Trump Seeks To Remove Tough Jan. 6 Sentencer From Election Subversion Case

Donald Trump filed a request Monday for Judge Tanya Chutkan to recuse herself from his election obstruction case, claiming she’s already “prejudged” his liability in the matter.

Trump, who’s known for drawing out his legal battles with complicated pretrial litigation, made the request with Chutkan herself, who’s overseen a number of trials against rioters who stormed the U.S. Capitol on Jan. 6, 2021, and has handed down some of their toughest sentences.

In the 25-page filing, Trump’s legal team pointed to two comments Chutkan made when sentencing those insurrectionists. Among them is a statement she made last October, saying the rioters demonstrated “a blind loyalty to one person who, by the way, remains free to this day.”

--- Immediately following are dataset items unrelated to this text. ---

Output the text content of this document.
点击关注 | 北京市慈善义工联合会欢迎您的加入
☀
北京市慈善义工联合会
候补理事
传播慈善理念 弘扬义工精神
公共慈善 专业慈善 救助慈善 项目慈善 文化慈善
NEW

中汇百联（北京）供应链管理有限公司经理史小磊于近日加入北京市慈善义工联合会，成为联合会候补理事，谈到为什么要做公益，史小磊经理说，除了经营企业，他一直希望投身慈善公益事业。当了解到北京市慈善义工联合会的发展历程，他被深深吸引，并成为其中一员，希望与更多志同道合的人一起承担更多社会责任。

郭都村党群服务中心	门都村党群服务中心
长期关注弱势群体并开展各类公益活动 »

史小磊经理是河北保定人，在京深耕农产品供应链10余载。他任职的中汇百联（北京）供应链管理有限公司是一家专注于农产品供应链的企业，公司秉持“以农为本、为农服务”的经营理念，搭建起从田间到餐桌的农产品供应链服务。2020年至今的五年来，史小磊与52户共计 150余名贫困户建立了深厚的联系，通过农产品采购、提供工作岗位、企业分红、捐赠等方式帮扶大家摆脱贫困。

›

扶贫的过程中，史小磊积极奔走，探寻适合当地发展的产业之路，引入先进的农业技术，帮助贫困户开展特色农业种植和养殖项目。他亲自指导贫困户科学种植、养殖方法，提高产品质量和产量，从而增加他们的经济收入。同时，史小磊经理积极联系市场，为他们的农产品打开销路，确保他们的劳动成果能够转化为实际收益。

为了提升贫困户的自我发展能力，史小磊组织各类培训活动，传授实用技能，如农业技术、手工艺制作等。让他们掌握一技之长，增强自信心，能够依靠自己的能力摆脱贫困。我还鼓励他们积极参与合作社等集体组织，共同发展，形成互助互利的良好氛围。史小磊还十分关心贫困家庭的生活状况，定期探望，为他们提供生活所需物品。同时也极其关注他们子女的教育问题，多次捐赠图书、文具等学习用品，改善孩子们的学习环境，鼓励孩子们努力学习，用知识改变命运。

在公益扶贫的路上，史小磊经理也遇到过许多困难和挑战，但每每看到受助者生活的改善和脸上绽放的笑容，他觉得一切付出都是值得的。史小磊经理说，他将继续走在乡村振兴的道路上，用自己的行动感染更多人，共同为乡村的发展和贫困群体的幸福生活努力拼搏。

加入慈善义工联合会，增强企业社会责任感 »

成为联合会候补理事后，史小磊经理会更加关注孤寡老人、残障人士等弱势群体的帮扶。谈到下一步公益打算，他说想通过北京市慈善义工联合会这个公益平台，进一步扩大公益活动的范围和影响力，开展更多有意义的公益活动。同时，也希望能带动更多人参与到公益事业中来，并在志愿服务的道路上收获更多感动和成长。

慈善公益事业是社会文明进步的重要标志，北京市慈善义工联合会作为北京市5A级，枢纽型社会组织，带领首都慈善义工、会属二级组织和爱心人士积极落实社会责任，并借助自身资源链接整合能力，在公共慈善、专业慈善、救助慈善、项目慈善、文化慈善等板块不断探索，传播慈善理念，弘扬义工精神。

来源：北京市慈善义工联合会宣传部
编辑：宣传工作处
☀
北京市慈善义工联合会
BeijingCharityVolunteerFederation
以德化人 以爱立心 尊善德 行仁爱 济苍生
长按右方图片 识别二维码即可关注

The former president’s legal team argued that’s an attack on Trump.

“The public meaning of this statement is inescapable ― President Trump is free, but should not be,” the request claims.

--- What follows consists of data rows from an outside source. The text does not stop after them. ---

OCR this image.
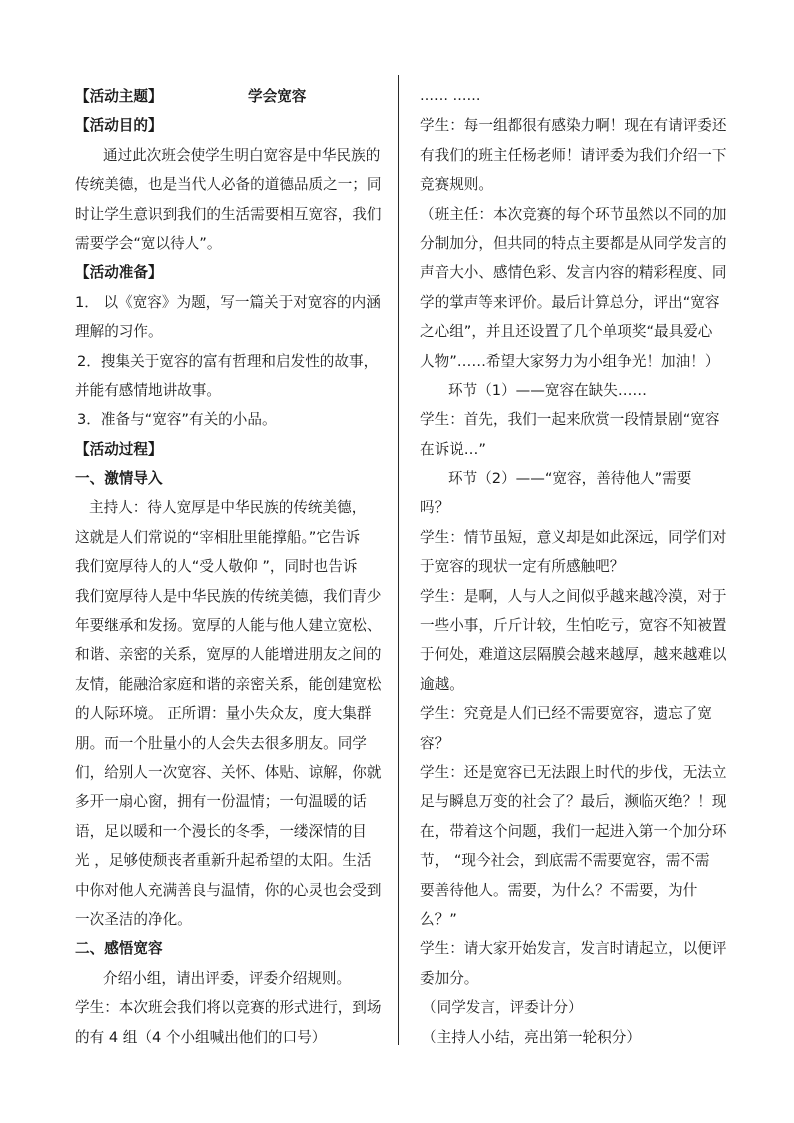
【活动主题】	学会宽容
【活动目的】
通过此次班会使学生明白宽容是中华民族的
传统美德，也是当代人必备的道德品质之一；同
时让学生意识到我们的生活需要相互宽容，我们
需要学会“宽以待人”。
【活动准备】
1． 以《宽容》为题，写一篇关于对宽容的内涵
理解的习作。
2．搜集关于宽容的富有哲理和启发性的故事，
并能有感情地讲故事。
3．准备与“宽容”有关的小品。
【活动过程】
一、激情导入
主持人：待人宽厚是中华民族的传统美德，
这就是人们常说的“宰相肚里能撑船。”它告诉
我们宽厚待人的人“受人敬仰 ”，同时也告诉
我们宽厚待人是中华民族的传统美德，我们青少
年要继承和发扬。宽厚的人能与他人建立宽松、
和谐、亲密的关系，宽厚的人能增进朋友之间的
友情，能融洽家庭和谐的亲密关系，能创建宽松
的人际环境。 正所谓：量小失众友，度大集群
朋。而一个肚量小的人会失去很多朋友。同学
们，给别人一次宽容、关怀、体贴、谅解，你就
多开一扇心窗，拥有一份温情；一句温暖的话
语，足以暖和一个漫长的冬季，一缕深情的目
光 ，足够使颓丧者重新升起希望的太阳。生活
中你对他人充满善良与温情，你的心灵也会受到
一次圣洁的净化。
二、感悟宽容
介绍小组，请出评委，评委介绍规则。
学生：本次班会我们将以竞赛的形式进行，到场
的有 4 组（4 个小组喊出他们的口号）
…… ……
学生：每一组都很有感染力啊！现在有请评委还
有我们的班主任杨老师！请评委为我们介绍一下
竞赛规则。
（班主任：本次竞赛的每个环节虽然以不同的加
分制加分，但共同的特点主要都是从同学发言的
声音大小、感情色彩、发言内容的精彩程度、同
学的掌声等来评价。最后计算总分，评出“宽容
之心组”，并且还设置了几个单项奖“最具爱心
人物”……希望大家努力为小组争光！加油！）
环节（1）——宽容在缺失……
学生：首先，我们一起来欣赏一段情景剧“宽容
在诉说…”
环节（2）——“宽容，善待他人”需要
吗？
学生：情节虽短，意义却是如此深远，同学们对
于宽容的现状一定有所感触吧？
学生：是啊，人与人之间似乎越来越冷漠，对于
一些小事，斤斤计较，生怕吃亏，宽容不知被置
于何处，难道这层隔膜会越来越厚，越来越难以
逾越。
学生：究竟是人们已经不需要宽容，遗忘了宽
容？
学生：还是宽容已无法跟上时代的步伐，无法立
足与瞬息万变的社会了？最后，濒临灭绝？！现
在，带着这个问题，我们一起进入第一个加分环
节， “现今社会，到底需不需要宽容，需不需
要善待他人。需要，为什么？不需要，为什
么？”
学生：请大家开始发言，发言时请起立，以便评
委加分。
（同学发言，评委计分）
（主持人小结，亮出第一轮积分）
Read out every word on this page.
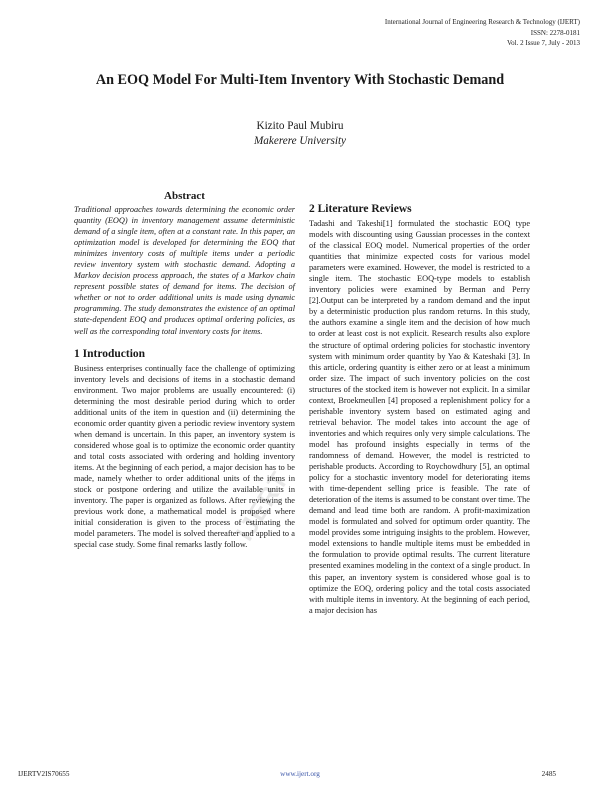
International Journal of Engineering Research & Technology (IJERT)
ISSN: 2278-0181
Vol. 2 Issue 7, July - 2013
An EOQ Model For Multi-Item Inventory With Stochastic Demand
Kizito Paul Mubiru
Makerere University
IJERT
Abstract

Traditional approaches towards determining the economic order quantity (EOQ) in inventory management assume deterministic demand of a single item, often at a constant rate. In this paper, an optimization model is developed for determining the EOQ that minimizes inventory costs of multiple items under a periodic review inventory system with stochastic demand. Adopting a Markov decision process approach, the states of a Markov chain represent possible states of demand for items. The decision of whether or not to order additional units is made using dynamic programming. The study demonstrates the existence of an optimal state-dependent EOQ and produces optimal ordering policies, as well as the corresponding total inventory costs for items.

1 Introduction

Business enterprises continually face the challenge of optimizing inventory levels and decisions of items in a stochastic demand environment. Two major problems are usually encountered: (i) determining the most desirable period during which to order additional units of the item in question and (ii) determining the economic order quantity given a periodic review inventory system when demand is uncertain. In this paper, an inventory system is considered whose goal is to optimize the economic order quantity and total costs associated with ordering and holding inventory items. At the beginning of each period, a major decision has to be made, namely whether to order additional units of the items in stock or postpone ordering and utilize the available units in inventory. The paper is organized as follows. After reviewing the previous work done, a mathematical model is proposed where initial consideration is given to the process of estimating the model parameters. The model is solved thereafter and applied to a special case study. Some final remarks lastly follow.

2 Literature Reviews

Tadashi and Takeshi[1] formulated the stochastic EOQ type models with discounting using Gaussian processes in the context of the classical EOQ model. Numerical properties of the order quantities that minimize expected costs for various model parameters were examined. However, the model is restricted to a single item. The stochastic EOQ-type models to establish inventory policies were examined by Berman and Perry [2].Output can be interpreted by a random demand and the input by a deterministic production plus random returns. In this study, the authors examine a single item and the decision of how much to order at least cost is not explicit. Research results also explore the structure of optimal ordering policies for stochastic inventory system with minimum order quantity by Yao & Kateshaki [3]. In this article, ordering quantity is either zero or at least a minimum order size. The impact of such inventory policies on the cost structures of the stocked item is however not explicit. In a similar context, Broekmeullen [4] proposed a replenishment policy for a perishable inventory system based on estimated aging and retrieval behavior. The model takes into account the age of inventories and which requires only very simple calculations. The model has profound insights especially in terms of the randomness of demand. However, the model is restricted to perishable products. According to Roychowdhury [5], an optimal policy for a stochastic inventory model for deteriorating items with time-dependent selling price is feasible. The rate of deterioration of the items is assumed to be constant over time. The demand and lead time both are random. A profit-maximization model is formulated and solved for optimum order quantity. The model provides some intriguing insights to the problem. However, model extensions to handle multiple items must be embedded in the formulation to provide optimal results. The current literature presented examines modeling in the context of a single product. In this paper, an inventory system is considered whose goal is to optimize the EOQ, ordering policy and the total costs associated with multiple items in inventory. At the beginning of each period, a major decision has

IJERTV2IS70655	www.ijert.org	2485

In another remark Trump took aim at in the filing, Chutkan told a Jan. 6 defendant asking for a lighter sentence in December 2021 that “you have made a very good point, one that has been made before ― that the people who exhorted you and encouraged you and rallied you to go and take action and to fight have not been charged.” She went on to say that that fact has no bearing on his sentencing and that her opinion on the matter is “not relevant.”

Trump’s legal team claimed that was akin to her saying she supports charges against Trump.

“There is little doubt that reasonable members of the public ‘might,’ in viewing Judge Chutkan’s statements, believe she has prejudged both the facts pertinent to this case and President Trump’s alleged culpability,” the filing states.

Chutkan, a federal judge who was randomly assigned to this case brought by special counsel Jack Smith, is likely to deny Trump’s request.

In an order addressing the motion for recusal, Chutkan chastised Trump and his legal team for failing to follow procedural rules: “Defense counsel is reminded of the requirement to confer with opposing counsel before filing any motion and to indicate whether the motion is opposed.”

Prosecutors have until Thursday to file their response, which the judge will then take into consideration.

In June, an Associated Press review of Chutkan’s Jan. 6 sentences found that she stood out as one of the toughest judges overseeing those cases. Of the 11 cases she has presided over, she imposed tougher sentences than those sought by the Justice Department seven times and matched its request four times. She sentenced all 11 defendants to time behind bars.

Trump’s team rallied supporters around the new recusal motion in a 2024 campaign fundraising email Tuesday morning. The email misleadingly quoted the judge, apparently to make it seem as if Chutkan has an incomplete or biased view of the 2020 civil rights protests, which Trump supporters have used to argue the government unfairly targeted the Capitol rioters.

The email quoted Chutkan: “People gathered all over the country last year to protest the violent murder by the police of an unarmed man ... to compare the actions of people protesting, mostly peacefully, for civil rights, to those of a violent mob seeking to overthrow the lawfully elected government is a false equivalency and ignores a very real danger that the January riot posed to the foundation of our democracy.”

But the ellipses cut out a key comment from Chutkan: “Some of those protesters became violent.”

Trump’s subversion case, one of four cases he’s been indicted in, is scheduled to go to trial March 4.